According to the report, there are currently 8 million U.S. children being prescribed psychiatric drugs, with more than 1 million between the ages of zero to five. Children are being drugged “simply because psychiatry has pathologized normal childhood behaviors, and repackaged them as ‘mental disorders.’ The result? Millions of children being drugged for behaviors reclassified by psychiatry as ‘disease.'”

There’s a growing concern that children are becoming addicted to these drugs, with a substantial amount of them lumped in the same class of addictive drugs as cocaine, opium, and morphine. Alarmingly enough, the American Psychiatric Association hasn’t done anything to stop the epidemic. The association is now demanding that the FDA allow them to electroshock children who don’t respond to drug “treatment.”

This could mean that the electroshock of millions of children would be called on if they experience side effects from the drugs because they would be reclassified as “treatment resistant.”

Diane Stein, president of CCHR Florida, said this must not happen for numerous reasons — not the least of which ECT can cause all kinds of physical trauma and other health issues.

“We cannot allow this to happen and that is why members of the CCHR chapter here in Florida are traveling to Atlanta to join the protest,” Stein said. “According to the FDA, ECT can cause physical trauma (including fractures, contusions, injury from falls, dental and oral injury) prolonged or delayed onset seizure and complications, including heart attack and even death. Along with these possible outcomes are permanent memory loss, confusion and cognitive dysfunction. And yet the American Psychiatric Association wants to inflict this torture on children. This is simply brain damage being promoted as treatment.”
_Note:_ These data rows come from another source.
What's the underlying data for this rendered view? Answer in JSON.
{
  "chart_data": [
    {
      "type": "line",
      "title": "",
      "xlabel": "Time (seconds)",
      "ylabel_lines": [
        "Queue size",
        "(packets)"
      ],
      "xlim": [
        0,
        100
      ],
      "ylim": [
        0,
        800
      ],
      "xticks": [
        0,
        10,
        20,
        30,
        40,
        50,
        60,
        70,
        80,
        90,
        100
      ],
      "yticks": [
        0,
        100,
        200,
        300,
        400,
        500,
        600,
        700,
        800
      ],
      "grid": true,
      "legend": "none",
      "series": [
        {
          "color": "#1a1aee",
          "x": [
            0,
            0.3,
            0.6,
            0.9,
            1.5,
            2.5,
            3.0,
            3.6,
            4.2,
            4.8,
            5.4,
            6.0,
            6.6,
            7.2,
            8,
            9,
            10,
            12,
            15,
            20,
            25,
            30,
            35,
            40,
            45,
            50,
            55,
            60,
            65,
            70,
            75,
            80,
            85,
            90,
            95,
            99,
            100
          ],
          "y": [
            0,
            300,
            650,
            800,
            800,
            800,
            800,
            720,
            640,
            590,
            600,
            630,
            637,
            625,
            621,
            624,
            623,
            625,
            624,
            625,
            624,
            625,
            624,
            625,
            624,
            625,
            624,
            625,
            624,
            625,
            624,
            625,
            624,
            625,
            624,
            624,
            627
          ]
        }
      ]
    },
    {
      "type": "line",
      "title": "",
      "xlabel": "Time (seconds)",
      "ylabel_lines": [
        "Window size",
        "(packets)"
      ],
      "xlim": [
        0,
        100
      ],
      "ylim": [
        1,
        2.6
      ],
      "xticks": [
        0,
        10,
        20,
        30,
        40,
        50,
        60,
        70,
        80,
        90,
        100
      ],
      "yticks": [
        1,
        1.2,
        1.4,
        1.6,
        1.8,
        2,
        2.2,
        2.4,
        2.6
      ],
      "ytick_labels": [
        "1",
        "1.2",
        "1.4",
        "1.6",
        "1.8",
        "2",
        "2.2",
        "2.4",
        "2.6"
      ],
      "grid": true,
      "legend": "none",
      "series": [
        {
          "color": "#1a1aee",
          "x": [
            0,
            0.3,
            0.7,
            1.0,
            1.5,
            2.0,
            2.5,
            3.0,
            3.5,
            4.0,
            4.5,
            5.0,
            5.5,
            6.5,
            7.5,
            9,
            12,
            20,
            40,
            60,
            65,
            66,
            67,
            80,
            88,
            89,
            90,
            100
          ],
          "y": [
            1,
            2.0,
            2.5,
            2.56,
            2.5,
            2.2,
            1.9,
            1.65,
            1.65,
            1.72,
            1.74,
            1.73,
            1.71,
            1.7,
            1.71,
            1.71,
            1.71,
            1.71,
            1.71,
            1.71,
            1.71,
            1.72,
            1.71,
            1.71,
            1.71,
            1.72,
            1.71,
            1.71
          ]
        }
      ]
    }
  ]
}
The CCHR’s mission is to remove abuses committed under the assumption of mental health and carry out patient and consumer protections. CCHR has been involved in enacting over 150 laws protecting individuals from abusive or coercive mental health practices.

Actress Kirstie Alley, who supports the CCHR, even spoke out on Twitter against the American Psychiatric Association’s call on the FDA to allow the electroshock of children.

She wrote, “HELL NO! You are not the cause of destroying this country APA!! YOU WILL NOT DESTROY OUR CHILDREN!”

Alley stands in firm opposition of the electroshock treatment and is urging followers to help stop the APA’s agenda.

Electroshock therapy was widely used in the early 1900s as a means of “changing brain chemistry” in the mentally ill.

The Mayo Clinic reports ECT as a procedure done “under general anesthesia, in which small electric currents are passed through the brain, intentionally triggering a brief seizure. ECT seems to cause changes in brain chemistry that can quickly reverse symptoms of certain mental illnesses.”

Many are hoping to stop the American Psychiatric Association from getting their way in allowing electroshock treatment in children.